Take the fetching comfort with which Hettie Macdonald, the director of the second half of the series, has them sharing a drive, or the bathroom mirror before bed, or what might have been a freighted invitation to spend Christmas together, here resolved with the words, “So…?” And then there is a terrifically understated exchange between Sarah Greene, as Connell’s mother, Lorraine, and Daisy, who has the temerity to ask what people make of her own aloof mother. “I suppose… I suppose she’d be considered a bit odd,” says Lorraine, evenly. “Oh,” is all Marianne replies. And it feels like a breakthrough.
There’s something about the major significance within otherwise minor moments that sets Normal People apart. Liveline callers may twitch afresh, for instance, at the sight of full-frontal male nudity, and miss the more startling fact that Connell, a character who oscillated between laddish thoughtlessness and aching vulnerability, is shown resting in his partner’s lap, being mothered. When was the last time a TV drama showed you that?
That it is Connell, and not Marianne, who is going to be propelled further might strike you as strange, as he modestly accumulates publishing successes (“I’m so envious,” Marianne tells him) and is offered a place on a master of fine arts degree course in New York, while her ambitions slide out of view.

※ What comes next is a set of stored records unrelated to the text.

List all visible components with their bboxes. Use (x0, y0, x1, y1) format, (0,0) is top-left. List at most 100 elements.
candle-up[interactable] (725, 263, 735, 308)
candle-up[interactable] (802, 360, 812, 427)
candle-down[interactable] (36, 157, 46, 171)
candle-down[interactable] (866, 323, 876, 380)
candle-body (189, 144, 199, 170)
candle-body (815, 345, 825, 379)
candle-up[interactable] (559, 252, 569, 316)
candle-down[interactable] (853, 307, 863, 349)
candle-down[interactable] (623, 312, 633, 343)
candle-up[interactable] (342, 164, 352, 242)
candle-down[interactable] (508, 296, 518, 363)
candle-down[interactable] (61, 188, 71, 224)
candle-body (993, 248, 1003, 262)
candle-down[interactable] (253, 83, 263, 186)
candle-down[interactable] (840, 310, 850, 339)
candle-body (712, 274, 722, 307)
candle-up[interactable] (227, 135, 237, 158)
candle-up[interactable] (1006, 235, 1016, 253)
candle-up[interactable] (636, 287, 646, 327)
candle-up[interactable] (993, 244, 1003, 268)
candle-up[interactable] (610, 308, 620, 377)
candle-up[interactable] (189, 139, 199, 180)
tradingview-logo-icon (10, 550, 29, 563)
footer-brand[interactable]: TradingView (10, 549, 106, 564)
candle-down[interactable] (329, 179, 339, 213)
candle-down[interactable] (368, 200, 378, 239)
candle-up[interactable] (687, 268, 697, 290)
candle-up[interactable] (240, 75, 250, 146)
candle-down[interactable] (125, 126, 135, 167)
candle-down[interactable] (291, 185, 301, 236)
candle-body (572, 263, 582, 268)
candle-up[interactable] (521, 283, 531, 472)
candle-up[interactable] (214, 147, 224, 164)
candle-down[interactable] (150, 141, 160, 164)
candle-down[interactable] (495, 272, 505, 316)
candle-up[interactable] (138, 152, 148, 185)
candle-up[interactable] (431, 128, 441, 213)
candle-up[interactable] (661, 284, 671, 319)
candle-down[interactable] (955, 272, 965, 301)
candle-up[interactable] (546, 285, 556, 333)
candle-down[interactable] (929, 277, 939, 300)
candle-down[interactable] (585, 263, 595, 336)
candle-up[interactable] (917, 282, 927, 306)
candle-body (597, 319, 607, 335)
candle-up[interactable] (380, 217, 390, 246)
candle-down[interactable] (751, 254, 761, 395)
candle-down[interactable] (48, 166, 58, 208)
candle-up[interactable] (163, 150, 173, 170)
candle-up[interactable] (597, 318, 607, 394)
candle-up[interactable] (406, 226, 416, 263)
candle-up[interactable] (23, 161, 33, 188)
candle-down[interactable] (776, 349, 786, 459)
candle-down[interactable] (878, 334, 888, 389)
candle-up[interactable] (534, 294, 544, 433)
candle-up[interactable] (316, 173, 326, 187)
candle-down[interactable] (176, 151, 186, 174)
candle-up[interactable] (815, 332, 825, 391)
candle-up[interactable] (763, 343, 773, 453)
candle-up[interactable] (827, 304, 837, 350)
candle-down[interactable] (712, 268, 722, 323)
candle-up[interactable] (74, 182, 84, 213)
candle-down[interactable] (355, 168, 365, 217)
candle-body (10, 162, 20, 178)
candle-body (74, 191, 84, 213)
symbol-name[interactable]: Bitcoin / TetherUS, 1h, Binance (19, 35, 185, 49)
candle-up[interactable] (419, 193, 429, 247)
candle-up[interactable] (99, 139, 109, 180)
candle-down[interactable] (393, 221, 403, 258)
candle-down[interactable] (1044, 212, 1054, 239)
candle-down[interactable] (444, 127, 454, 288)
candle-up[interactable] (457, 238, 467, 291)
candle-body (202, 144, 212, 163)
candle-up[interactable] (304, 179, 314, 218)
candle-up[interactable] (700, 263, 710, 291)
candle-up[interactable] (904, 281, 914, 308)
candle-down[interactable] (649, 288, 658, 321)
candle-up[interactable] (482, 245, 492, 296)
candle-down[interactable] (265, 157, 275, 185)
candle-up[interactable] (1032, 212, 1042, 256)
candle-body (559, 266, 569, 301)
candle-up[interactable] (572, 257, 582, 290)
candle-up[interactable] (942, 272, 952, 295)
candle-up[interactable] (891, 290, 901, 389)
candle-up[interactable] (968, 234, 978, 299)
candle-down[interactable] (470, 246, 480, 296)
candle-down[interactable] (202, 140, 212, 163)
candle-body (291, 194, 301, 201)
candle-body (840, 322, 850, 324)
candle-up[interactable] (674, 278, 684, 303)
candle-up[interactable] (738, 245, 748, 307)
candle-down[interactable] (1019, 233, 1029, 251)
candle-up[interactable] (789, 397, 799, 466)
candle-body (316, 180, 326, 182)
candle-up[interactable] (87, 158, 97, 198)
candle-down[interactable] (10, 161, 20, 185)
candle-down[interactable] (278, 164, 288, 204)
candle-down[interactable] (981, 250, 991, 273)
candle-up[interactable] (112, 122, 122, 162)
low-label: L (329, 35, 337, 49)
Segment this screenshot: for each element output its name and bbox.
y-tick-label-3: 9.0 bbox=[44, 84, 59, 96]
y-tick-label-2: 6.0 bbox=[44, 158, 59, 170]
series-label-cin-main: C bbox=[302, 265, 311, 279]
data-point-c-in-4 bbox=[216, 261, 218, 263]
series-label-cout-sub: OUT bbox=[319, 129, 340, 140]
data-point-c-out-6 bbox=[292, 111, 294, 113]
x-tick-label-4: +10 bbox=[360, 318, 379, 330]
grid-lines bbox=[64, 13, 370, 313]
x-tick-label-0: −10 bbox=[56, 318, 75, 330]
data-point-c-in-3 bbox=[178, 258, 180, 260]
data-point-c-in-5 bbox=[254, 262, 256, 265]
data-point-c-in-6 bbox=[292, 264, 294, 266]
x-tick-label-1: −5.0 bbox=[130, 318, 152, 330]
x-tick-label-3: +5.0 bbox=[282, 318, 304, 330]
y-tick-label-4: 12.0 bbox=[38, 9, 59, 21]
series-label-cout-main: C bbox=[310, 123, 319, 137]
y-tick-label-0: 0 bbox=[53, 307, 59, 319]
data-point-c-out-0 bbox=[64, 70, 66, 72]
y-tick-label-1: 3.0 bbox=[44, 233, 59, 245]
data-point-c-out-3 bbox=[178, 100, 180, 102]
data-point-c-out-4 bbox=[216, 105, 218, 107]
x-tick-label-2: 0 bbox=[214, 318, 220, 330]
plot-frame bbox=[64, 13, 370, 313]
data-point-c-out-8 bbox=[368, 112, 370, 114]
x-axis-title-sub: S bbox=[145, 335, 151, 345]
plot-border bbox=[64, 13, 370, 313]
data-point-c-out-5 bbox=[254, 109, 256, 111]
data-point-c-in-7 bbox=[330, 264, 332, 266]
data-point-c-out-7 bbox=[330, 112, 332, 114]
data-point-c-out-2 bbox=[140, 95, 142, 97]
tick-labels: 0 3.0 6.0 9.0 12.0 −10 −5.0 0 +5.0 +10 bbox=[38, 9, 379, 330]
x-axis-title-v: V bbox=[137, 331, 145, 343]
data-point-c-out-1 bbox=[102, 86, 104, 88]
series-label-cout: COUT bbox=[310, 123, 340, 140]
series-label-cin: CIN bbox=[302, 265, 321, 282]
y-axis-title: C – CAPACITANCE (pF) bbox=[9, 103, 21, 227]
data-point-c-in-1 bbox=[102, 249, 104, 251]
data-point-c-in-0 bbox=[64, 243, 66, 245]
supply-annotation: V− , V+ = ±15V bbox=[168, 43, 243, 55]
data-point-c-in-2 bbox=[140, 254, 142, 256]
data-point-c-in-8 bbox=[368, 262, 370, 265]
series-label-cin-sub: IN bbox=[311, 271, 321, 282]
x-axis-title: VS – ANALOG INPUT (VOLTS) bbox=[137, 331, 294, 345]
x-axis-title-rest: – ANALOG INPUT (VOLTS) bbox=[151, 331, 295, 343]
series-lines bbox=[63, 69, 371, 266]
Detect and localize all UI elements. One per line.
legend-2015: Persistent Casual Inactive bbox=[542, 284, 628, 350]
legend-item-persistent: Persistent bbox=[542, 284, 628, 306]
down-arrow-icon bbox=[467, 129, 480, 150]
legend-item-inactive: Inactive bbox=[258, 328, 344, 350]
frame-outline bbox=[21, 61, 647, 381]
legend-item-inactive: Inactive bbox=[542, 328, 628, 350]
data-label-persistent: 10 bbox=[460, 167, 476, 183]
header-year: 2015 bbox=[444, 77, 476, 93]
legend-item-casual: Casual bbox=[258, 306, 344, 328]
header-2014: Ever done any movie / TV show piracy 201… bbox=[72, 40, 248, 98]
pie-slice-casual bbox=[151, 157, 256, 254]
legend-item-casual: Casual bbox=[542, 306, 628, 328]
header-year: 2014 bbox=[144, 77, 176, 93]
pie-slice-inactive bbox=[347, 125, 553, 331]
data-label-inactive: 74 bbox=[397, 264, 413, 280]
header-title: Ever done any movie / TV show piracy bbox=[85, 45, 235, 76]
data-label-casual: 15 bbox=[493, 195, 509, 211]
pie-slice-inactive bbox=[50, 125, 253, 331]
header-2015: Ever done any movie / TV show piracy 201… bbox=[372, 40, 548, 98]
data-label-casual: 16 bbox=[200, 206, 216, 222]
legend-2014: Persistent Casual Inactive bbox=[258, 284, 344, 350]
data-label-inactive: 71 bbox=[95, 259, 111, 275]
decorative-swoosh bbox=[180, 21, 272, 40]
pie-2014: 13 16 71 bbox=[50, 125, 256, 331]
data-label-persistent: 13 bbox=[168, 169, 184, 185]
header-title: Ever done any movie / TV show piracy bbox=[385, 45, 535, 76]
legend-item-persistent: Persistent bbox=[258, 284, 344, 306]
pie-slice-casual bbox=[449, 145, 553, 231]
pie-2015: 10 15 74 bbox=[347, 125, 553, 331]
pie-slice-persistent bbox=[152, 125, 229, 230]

But, now separated from her family and finally, fully self-reliant, Marianne has chalked up no less remarkable or daunting an achievement. “We have done so much good for one another,” she says, as they sit quiet and tear-streaked in a college room packed up for moving on.
“I’ll go,” determines Connell. “And I’ll stay,” Marianne replies. “And we’ll be okay.”
So long, Marianne.
It’s as good an ending as you might imagine for them, and one that feels somehow appropriate for these stalled, uncertain times. Who knows what happens next? All you can do is hope we learn enough from past mistakes and emerge if not as better people then at least as normal ones.